In devastating detail in Daedalus, the sociologists Bruce Western of Harvard and Becky Pettit of the University of Washington have shown how poverty creates prisoners and how prisons in turn fuel poverty, not just for individuals but for entire demographic groups. Crunching the numbers, they concluded that once a person has been incarcerated, the experience limits their earning power and their ability to climb out of poverty even decades after their release. It’s a vicious feedback loop that is affecting an ever-greater percentage of the adult population and shredding part of the fabric of 21st-century American society.
In 1980, one in 10 black high-school dropouts were incarcerated. By 2008, that number was 37 percent. Western and Pettit calculated that if current incarceration trends hold, fully 68 percent of African-American male high school dropouts born from 1975 to 1979 (at the start of the upward trend in incarceration rates) will spend time living in prison at some point in their lives, as the chart below shows.
Then, given the staggering scale of black incarceration, the authors looked at the effect on employment data if prisoners were factored into the unemployment numbers generated by the government. Using that more realistic measure of unemployment, they found that fewer than 30 percent of black male high school dropouts are currently employed. Seventy percent are jobless. Those are the sorts of unemployment figures one associates with failed Third World states rather than the largest, wealthiest economy on earth. And they augur ill for long-term social stability.
It gets uglier. When high school dropouts buck the trend by coming out of prison and finding steady work, they overwhelmingly hit a dead end in terms of earnings.

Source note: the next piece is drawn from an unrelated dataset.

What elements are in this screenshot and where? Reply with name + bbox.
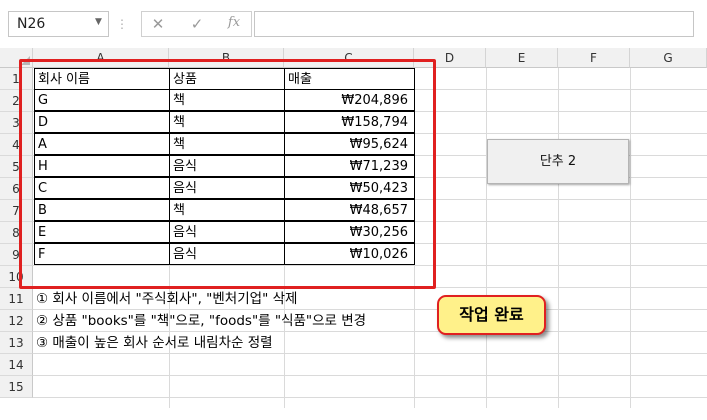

Western and Pettit found that after being out of prison for 20 years, less than one-quarter of ex-cons who haven’t finished high school were able to rise above the bottom 20 percent of income earners, a far lower percentage than for high-school dropouts who don’t go to prison. They conclude that the ex-cons end up passing on their economic handicap, and by extension the propensity of ending up behind bars, to their children and their children’s children in turn. As evidence, they cite recent surveys indicating children of prisoners are more likely to live in poverty, to end up on welfare, and to suffer the sorts of serious emotional problems that tend to make holding down jobs more difficult.
University of California at Berkeley professor of law Jonathan Simon writes that these men and women in many ways become the human equivalent of underwater homes bought with subprime mortgages—they are “toxic persons” in the way those homes have been defined as “toxic assets,” condemned to failure.
Last year, for the first time since 1972, the total number of people in prison in America declined. That’s a good thing. It suggests that legislators, along with the broader voting public, are finally waking up to the huge, and unsustainable, financial costs that states are absorbing by keeping large numbers of low-end offenders locked up. But the reasons for scaling back the prison system ought not to be framed solely as a cost-cutting measure that’s necessary but nasty. As this new research so clearly shows, locking up poor people in historically unprecedented numbers has undermined one of America’s most durable, and valuable, traits—social mobility.